Heating. The thermostat is typically controlled via an RS-485 line that is hardwired from the embedded web server interface to the thermostat.

By automating the home entertainment, heating and lighting systems in the home, homeowners can ensure that the their environment is tailored to their exact requirements when they enter the house — whether it is after a long day at work, a romantic evening, or a day’s outing in cold weather.

Additional home systems that can be controlled via the embedded web server include sprinkler systems, which can be controlled via an RS-485 line, or even a model train layout. With the model train set up, using the embedded web page, one can operate multiple trains on the same track, control train speeds and switch trains from one track to another — all without any of those train crashes so beloved of small boys, but distressing to serious train hobbyists.
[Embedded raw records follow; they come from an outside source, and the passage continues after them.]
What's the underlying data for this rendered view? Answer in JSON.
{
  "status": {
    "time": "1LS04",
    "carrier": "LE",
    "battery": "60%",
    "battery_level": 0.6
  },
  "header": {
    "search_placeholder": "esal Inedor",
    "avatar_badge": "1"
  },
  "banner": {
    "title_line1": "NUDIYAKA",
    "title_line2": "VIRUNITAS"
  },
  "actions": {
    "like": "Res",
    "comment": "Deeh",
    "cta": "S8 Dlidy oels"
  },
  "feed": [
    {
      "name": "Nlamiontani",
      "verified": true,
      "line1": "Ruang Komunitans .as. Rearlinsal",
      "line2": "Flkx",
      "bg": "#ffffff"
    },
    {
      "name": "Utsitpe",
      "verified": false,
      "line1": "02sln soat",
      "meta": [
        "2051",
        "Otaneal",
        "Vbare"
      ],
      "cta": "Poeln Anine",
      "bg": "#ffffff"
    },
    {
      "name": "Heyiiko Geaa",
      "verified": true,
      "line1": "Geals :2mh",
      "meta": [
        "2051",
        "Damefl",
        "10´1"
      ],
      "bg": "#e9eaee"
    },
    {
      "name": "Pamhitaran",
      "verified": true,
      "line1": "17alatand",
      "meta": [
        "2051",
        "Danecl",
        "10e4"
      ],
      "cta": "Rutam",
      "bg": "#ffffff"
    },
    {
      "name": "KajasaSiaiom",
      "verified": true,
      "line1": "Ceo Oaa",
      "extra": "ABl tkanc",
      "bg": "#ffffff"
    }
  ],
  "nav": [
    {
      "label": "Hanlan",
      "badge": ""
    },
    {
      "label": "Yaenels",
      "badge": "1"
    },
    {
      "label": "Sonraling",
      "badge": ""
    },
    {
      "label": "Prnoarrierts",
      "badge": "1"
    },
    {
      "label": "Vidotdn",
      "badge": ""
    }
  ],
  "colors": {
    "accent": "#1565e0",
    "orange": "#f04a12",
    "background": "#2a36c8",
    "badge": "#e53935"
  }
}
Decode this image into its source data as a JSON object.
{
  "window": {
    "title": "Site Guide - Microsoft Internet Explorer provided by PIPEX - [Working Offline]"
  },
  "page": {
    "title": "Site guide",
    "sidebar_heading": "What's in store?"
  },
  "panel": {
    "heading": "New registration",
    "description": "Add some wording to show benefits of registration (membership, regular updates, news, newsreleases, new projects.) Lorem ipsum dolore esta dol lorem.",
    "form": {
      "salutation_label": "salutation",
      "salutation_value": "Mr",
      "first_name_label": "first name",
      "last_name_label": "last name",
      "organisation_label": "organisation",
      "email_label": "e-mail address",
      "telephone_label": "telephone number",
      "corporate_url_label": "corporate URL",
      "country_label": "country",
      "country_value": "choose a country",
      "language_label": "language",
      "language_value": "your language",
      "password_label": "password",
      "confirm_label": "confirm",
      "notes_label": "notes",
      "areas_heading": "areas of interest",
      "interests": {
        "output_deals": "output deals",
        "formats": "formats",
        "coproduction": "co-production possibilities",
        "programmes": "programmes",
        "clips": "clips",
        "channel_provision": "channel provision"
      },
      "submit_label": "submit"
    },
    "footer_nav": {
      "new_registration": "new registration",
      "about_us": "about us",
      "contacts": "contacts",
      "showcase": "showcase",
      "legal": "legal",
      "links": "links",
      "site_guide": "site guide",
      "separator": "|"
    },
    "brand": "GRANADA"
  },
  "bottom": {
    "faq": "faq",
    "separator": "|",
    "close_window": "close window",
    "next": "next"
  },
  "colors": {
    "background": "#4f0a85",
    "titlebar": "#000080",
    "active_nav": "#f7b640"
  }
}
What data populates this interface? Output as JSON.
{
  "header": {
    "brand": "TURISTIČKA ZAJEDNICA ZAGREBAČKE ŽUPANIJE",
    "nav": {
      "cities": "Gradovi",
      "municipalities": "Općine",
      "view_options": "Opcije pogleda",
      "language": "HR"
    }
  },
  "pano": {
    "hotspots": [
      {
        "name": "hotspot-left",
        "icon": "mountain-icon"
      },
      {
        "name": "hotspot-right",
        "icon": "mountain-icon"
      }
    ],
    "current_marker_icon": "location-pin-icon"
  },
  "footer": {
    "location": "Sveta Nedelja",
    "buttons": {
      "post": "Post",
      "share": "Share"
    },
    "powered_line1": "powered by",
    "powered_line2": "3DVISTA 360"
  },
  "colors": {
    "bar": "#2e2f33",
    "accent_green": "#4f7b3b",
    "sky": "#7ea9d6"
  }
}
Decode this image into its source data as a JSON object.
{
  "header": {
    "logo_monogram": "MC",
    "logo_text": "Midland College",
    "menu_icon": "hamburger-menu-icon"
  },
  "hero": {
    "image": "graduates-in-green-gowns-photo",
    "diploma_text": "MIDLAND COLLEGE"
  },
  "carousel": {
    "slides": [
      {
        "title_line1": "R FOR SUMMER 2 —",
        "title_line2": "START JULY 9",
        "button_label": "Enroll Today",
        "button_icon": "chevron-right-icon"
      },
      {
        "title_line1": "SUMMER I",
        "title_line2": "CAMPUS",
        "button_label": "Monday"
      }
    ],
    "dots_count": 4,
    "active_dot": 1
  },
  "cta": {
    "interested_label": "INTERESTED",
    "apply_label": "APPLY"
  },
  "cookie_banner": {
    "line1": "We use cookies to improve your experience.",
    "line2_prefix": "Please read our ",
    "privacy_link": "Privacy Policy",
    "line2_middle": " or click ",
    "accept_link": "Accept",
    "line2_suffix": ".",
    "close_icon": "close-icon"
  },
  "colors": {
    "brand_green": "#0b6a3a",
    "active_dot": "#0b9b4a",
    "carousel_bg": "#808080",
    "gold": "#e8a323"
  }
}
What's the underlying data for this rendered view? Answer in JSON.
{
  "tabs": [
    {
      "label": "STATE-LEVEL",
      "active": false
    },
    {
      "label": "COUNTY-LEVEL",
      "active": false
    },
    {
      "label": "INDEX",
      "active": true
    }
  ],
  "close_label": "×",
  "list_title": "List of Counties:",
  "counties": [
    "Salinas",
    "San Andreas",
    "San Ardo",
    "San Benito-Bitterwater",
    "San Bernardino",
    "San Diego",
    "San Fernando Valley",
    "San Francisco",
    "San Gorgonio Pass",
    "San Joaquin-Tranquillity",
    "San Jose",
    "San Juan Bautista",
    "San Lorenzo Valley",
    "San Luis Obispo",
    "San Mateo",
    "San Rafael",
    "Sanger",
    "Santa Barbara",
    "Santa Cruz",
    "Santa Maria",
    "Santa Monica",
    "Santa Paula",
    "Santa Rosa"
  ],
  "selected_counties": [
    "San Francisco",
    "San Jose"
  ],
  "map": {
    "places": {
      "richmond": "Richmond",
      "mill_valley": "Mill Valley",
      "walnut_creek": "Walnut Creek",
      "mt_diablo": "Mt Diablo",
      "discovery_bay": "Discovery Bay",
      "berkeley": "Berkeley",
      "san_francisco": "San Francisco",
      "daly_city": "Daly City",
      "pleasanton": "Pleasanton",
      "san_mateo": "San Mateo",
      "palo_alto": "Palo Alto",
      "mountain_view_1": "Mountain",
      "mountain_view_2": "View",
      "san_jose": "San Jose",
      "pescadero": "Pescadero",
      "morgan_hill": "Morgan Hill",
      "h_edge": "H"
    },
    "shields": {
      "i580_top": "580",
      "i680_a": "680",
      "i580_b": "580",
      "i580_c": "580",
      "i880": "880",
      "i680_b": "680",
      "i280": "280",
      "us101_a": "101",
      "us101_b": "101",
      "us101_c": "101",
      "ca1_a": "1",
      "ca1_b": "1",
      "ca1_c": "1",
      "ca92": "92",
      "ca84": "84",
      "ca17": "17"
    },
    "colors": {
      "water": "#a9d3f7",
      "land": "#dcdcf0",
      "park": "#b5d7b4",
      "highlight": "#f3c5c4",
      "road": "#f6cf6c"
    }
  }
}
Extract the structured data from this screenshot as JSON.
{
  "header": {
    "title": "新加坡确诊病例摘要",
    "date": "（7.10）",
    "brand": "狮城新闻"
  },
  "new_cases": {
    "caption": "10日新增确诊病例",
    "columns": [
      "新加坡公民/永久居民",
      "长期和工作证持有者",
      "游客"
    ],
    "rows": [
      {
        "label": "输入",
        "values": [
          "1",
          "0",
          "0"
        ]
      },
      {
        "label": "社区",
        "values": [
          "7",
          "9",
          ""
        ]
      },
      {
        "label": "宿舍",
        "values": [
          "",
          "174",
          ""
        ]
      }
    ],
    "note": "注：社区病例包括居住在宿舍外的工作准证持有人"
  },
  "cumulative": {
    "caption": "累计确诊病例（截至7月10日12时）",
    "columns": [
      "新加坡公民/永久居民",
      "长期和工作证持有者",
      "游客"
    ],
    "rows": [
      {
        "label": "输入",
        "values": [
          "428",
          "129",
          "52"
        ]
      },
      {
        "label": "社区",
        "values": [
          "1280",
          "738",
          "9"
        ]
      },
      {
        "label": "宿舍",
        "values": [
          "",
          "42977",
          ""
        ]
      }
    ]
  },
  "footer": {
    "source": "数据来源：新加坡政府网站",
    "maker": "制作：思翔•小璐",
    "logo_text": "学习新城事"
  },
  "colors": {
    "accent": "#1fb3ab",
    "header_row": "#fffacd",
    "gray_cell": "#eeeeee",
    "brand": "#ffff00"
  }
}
The idea of controlling home appliances via computer has been around for a couple of decades. The convergence of dedicated Ethernet connectivity microcontrollers along with wireless devices such as the iPhone, have made the concept easier to both implement and use.

While the previous examples focused on home automation, the same approach could be used just as easily for commercial buildings, such as offices, hospitals, schools or stores, or for medical instrument or industrial control applications.